The infant, baby Simran, (name changed) presented to Dr. Amit Javed and Dr. Anju Gambhirwith a food pipe that ended as a blind pouch. There was a gap which indicated that the oesophagus was incomplete. This condition is called the Oesophageal atresia and is caused by an aberrant embryological development of the oesophagus. In this medical condition the food pipe is completely or partially absent. The upper food pipe ends and does not connect with the lower food pipe and the stomach.This condition is usually detected in a new born with excessive salivation (drooling) that is frequently accompanied with choking, and coughing. When fed the usual way through the mouth, the baby swallows normally but struggles consequently as the feed returns from the nose or the mouth.


The risks in this condition are that the baby can turn cyanotic (blue) as the fluid may go into the trachea or the wind pipe. The surgical treatment for correction of this condition depends on how big the defect is. In the smaller defects the two blind ends of the food pipe are brought together and sutured. For larger gaps, a new food pipe is constructed.


Dr. Anju Gambhir, , Sr. Consultant, Department of Pediatric Surgery said, “Baby was born with the congenital defect of a large gap and this presented multiple challenges to the doctors. The gap had to be reconstructed. The baby had been fed for nine months through a catheter that was inserted into the stomach. The fact that the mother was managing this condition so well is really appreciable.”

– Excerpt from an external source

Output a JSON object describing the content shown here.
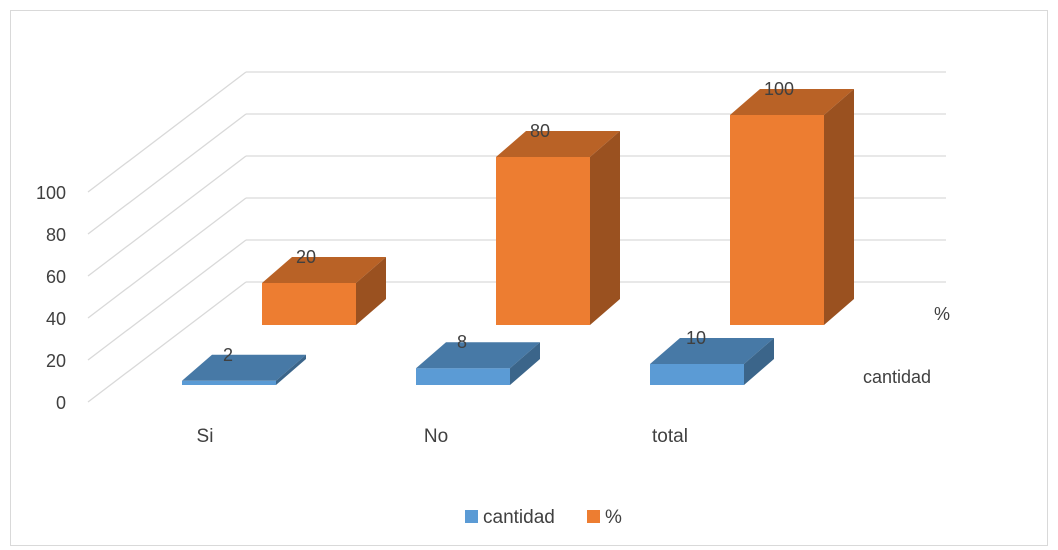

Dr Amit Javed’svast experience of conducting open and laparoscopic oesophageal surgeries helped in step wise planning and execution of this 6 hour surgery.


Dr Amit Javed, Consultant and Head, G.I Surgery, said “The surgical procedure is traditionally conducted through an open technique that leaves significant scars on the abdomen for a lifetime. As laparoscopic surgeries in infants is rare, the equipment used in such surgeries is also not routinely manufactured to suit the small size of the patient. Minimally invasive surgery in infants with this condition is thereby performed only in very limited centers across the world.”


The two organs that could be utilized for this reconstruction were the stomach and the large intestine. The tubes serving as a food pipe would be reconstructed out of these. The surgical procedure is traditionally conducted through an open technique which leaves significant scars on the abdomen for a lifetime. As laparoscopic surgeries in infants is rare, the equipment used in these surgeries are also not manufactured to suit the small size of the patient.


The infant’s mother tearfully said, “She is our first child and when we were faced with the challenge that was beyond our comprehension we were naturally demotivated. However, with Dr. Javed and Dr. Gambhir our hopes, happiness and new lease of life for our baby have taken a flight. It is a relief to see normalcy returned to our child and we are very grateful to the team at Fortis Hospital Shalimar Bagh.”